手を繋いだままの真澄は思わず力を込めてしまった。
「こんなにも、世界が綺麗に見えるし。それに」
「……」
「二人だったら。寂しくないからね」
百合子に促されるままに、真澄も屋上の縁に登る。
さっきよりも強く感じる、冷たい風。
そのくせ、百合子の手は、これから死ぬ人間とは思えないほど、普段どおりの暖かさだった。

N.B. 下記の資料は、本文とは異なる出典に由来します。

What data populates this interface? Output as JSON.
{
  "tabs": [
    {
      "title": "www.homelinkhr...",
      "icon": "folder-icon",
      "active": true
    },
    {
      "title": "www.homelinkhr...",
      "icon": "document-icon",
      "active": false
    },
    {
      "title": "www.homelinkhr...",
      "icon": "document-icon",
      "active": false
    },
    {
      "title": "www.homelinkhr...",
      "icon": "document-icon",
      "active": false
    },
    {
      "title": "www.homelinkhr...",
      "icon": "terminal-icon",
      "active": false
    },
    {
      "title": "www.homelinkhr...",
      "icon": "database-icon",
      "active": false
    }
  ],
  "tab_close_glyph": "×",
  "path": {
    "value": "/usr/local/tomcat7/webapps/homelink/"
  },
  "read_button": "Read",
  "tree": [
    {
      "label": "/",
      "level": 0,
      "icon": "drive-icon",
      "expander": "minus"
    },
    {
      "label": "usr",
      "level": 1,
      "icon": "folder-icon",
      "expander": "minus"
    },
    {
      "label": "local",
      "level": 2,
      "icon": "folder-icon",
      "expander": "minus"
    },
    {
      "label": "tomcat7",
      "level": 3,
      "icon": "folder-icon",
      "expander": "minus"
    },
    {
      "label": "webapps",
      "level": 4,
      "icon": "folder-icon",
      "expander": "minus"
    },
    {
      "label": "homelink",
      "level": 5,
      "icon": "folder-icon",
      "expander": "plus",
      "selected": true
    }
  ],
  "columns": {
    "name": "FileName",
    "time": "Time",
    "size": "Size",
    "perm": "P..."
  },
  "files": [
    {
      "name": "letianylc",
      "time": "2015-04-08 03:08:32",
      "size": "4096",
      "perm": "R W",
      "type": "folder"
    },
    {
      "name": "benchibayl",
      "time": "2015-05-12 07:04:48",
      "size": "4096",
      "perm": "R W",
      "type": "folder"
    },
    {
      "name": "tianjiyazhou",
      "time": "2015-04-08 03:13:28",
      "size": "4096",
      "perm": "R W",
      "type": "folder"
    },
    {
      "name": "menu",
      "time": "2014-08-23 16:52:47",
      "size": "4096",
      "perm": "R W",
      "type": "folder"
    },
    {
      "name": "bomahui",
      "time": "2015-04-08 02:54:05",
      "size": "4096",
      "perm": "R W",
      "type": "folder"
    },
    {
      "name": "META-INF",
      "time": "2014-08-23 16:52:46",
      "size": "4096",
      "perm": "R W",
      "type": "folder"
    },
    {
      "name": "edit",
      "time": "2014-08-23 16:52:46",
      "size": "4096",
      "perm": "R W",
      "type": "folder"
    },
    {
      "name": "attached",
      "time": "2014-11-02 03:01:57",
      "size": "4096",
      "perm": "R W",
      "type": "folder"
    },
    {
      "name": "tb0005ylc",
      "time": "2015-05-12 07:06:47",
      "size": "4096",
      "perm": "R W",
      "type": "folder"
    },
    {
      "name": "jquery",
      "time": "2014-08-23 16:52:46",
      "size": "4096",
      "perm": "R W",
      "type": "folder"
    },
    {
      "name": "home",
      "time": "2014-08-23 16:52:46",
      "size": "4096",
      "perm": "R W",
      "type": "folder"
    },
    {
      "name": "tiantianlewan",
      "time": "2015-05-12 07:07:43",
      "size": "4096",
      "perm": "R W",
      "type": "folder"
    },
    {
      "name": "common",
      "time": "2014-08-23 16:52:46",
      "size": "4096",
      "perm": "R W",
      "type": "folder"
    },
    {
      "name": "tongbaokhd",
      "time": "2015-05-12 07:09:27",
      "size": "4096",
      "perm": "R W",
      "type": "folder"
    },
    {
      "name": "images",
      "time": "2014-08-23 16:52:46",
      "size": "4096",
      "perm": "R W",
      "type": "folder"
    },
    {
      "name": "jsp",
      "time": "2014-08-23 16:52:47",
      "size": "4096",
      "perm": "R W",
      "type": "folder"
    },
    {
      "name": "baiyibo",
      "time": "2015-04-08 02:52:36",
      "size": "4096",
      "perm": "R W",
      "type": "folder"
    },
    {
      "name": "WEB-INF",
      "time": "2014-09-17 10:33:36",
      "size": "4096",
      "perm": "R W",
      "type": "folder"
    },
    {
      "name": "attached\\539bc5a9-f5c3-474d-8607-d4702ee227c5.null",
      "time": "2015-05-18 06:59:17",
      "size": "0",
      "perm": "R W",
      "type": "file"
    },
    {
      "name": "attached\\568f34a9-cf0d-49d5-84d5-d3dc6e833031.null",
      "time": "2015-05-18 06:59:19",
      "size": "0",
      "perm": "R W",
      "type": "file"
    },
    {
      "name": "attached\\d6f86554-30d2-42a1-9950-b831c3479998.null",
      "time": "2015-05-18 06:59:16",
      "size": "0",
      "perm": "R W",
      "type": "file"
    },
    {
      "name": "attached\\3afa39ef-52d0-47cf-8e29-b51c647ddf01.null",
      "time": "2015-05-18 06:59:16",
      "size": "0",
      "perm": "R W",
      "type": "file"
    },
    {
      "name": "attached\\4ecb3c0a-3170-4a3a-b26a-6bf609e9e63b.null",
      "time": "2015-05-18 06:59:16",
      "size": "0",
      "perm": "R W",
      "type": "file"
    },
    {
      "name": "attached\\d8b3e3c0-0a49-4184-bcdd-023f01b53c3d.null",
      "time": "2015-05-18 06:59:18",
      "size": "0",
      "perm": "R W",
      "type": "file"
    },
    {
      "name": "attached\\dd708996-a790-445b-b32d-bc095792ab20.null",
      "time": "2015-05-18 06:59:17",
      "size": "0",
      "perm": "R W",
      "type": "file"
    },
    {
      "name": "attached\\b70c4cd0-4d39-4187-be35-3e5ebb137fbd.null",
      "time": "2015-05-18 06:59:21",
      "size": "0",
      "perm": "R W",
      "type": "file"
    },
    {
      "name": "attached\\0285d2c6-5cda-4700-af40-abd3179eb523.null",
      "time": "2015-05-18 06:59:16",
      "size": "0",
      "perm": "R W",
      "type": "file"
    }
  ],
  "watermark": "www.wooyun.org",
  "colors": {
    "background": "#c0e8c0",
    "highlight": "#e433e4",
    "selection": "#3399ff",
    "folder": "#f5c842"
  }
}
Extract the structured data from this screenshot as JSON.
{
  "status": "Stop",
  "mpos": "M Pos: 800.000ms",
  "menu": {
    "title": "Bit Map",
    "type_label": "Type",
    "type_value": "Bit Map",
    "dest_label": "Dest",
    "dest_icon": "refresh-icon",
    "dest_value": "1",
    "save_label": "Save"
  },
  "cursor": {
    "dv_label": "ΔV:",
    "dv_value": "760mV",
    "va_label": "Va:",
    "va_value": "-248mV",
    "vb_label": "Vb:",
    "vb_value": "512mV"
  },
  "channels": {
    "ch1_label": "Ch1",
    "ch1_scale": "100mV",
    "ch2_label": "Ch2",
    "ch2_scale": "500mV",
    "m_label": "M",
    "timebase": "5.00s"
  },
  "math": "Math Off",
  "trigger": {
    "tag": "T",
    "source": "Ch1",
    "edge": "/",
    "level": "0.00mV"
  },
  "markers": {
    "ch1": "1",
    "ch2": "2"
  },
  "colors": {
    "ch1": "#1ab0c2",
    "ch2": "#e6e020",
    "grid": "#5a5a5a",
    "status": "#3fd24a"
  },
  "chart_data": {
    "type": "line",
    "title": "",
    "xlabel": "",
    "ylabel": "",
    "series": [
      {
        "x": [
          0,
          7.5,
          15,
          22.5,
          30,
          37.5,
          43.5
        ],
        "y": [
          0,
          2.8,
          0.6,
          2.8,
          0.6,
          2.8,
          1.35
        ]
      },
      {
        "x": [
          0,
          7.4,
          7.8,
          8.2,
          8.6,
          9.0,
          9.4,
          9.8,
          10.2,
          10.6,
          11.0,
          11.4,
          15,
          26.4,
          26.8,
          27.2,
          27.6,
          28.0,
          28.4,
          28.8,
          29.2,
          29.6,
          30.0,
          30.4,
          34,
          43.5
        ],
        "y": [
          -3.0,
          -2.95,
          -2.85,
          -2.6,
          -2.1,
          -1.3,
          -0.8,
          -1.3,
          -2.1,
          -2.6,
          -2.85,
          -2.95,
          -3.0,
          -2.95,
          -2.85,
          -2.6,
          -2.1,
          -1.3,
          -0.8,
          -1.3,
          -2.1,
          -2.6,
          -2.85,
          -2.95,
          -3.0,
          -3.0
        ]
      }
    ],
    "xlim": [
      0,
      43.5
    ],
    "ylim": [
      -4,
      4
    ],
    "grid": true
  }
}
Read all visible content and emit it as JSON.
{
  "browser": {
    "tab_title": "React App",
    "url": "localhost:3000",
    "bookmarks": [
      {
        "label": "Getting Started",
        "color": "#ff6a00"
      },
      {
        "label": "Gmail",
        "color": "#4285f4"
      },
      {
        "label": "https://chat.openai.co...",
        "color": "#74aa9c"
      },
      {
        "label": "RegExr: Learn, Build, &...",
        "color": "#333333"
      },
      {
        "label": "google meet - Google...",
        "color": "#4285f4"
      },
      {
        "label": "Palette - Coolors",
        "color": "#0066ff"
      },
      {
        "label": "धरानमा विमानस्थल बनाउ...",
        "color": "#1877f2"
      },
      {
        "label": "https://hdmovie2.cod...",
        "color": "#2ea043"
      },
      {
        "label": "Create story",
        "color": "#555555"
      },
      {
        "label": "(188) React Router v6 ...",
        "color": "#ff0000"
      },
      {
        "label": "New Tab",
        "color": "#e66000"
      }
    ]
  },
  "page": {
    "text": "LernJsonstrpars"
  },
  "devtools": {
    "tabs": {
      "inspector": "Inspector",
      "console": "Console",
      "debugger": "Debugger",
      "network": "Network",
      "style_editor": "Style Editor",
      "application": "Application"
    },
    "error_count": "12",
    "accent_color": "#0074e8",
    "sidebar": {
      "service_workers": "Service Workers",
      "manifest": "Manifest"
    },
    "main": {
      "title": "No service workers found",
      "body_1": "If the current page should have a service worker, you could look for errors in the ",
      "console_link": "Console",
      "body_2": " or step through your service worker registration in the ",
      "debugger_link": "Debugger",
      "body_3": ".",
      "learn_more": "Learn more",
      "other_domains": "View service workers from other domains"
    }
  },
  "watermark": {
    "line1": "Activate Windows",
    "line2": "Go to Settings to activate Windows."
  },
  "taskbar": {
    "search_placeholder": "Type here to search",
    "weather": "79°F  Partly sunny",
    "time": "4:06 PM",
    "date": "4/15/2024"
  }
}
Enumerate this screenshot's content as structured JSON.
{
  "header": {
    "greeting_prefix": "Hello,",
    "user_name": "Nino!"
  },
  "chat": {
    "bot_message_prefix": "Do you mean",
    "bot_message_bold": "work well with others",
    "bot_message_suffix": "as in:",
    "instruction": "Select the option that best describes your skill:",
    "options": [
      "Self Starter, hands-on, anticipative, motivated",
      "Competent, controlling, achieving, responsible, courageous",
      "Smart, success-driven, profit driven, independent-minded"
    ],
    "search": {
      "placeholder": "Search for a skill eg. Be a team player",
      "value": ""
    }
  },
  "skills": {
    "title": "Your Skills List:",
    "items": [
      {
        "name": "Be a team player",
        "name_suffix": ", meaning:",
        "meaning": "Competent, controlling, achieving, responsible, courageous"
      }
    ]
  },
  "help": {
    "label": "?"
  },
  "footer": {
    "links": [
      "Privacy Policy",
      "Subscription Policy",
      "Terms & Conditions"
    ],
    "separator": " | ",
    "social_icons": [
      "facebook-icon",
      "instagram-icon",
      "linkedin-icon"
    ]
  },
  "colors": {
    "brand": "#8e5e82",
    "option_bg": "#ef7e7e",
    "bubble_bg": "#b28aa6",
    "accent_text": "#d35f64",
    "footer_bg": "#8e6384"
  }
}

「ね、そろそろ。いこうよ−−これ以上ぐずぐずしてると。朝が終わっちゃうから」
死を誘う少女の声は、どこまでも気軽なもので。
真澄は、思わず顔をしかめる。
「わけ、わかんねえよ。ホントに」
それでも、彼女は黒髪の少女の手を強く握る。
「ううん、分かっているでしょ。私たちがどうしようもないくらい詰んでること。このままの関係を続けるためには−−死ぬしかないってことくらい」
「……百合子」
二人、屋上の縁に立つ。
彼女達の靴先は既に、空を掴んでいた。
「それじゃいこっか。真澄」
飛び上がる。とはいえないくらいの小さなジャンプ。
浮遊感。風の冷たさ。手のぬくもり。
めまぐるしく、落ちていく感覚。
そして、彼女の透き通るような、笑顔。
−−その顔を。安藤真澄は生涯忘れることはないだろう。
※ ※ ※
「……」
真澄が目覚めたのは病院の一室だった。
真っ白な風景に天国に行ったのかと感じたのは一瞬。
直後に襲い掛かってきた背中の鈍痛に、現実を認識すると同時に顔をしかめる。
「……真澄?」
「兄貴……なんで。ここに」
すぐ隣からかけられた声に、目だけを向ける。
短く刈り込まれた黒髪が特徴的な背が高い男性。
真澄の六つ上の兄、安藤博之だった。
やや鋭さを帯びた三白眼は、寝不足のためか少しだけ充血していた。
「……そんなの、妹が自殺なんて馬鹿な真似したからに決まってるだろ。命は助かったから良い物を」
「そっか。兄貴。だもんね」
「本当に馬鹿なこと、しやがって」
「……」
博之の声は、低く、かすれていて。
真澄はしばし、うな垂れたままでいた。
病室の空調の、小さくうなる音や、ぱたぱたと遠くで動く看護師の足音が、静かな病室に響く。
呼吸に合わせてつん、と。消毒薬の香りが鼻についた。
「……ねえ、兄貴」
「何だ?」
どれくらいの時がたっただろうか。
窓越しの夕日に照らされながら、ぽつり、と真澄は呟く。
「百合子、どうなった?」
「あいつは……死んだよ。内臓が潰れて、即死だったって、そう聞いてる」
「……そっか」
再び、二人の間を静寂が流れる。
日が落ちるまで、ずっと。彼らは何も言葉を告げられずにいた。
「もう、面会時間も終わりだし−−そろそろ帰るな」
「……」
「本当にこれ以上馬鹿なこと、考えないでくれよ。真澄」
「……うん」
ゆっくりと立ち上がる博之の姿は疲れを帯び。どこかすすけたように見えた。
重い足音とともに、ドアを閉める彼の後姿に、真澄は。
「ごめん、兄貴」
ただ、その言葉を口にした。
しとしとと流れる涙が、白くて清潔な毛布を濡らしていた。
※ ※ ※
「これで、極楽浄土へと彼女はきちんと旅立ったでしょう」
右から左に流れる坊主の言葉を聞き流し、真澄は手元の数珠をぼんやりと見つめていた。
百合子の告別式は、小さな市立の会場でひっそりと行われた。
焼香を上げたのは明らかに疲れた表情の彼女の母と、唯一の友人だった真澄と博之以外は、誰も居ない。
百合子のもう一人の親族である父親は、仕事を理由に現れることはなかった。
他の死因であればもう少し人を集めた式になるのだろうが、自殺ともなればこのような密葬まがいの形になる。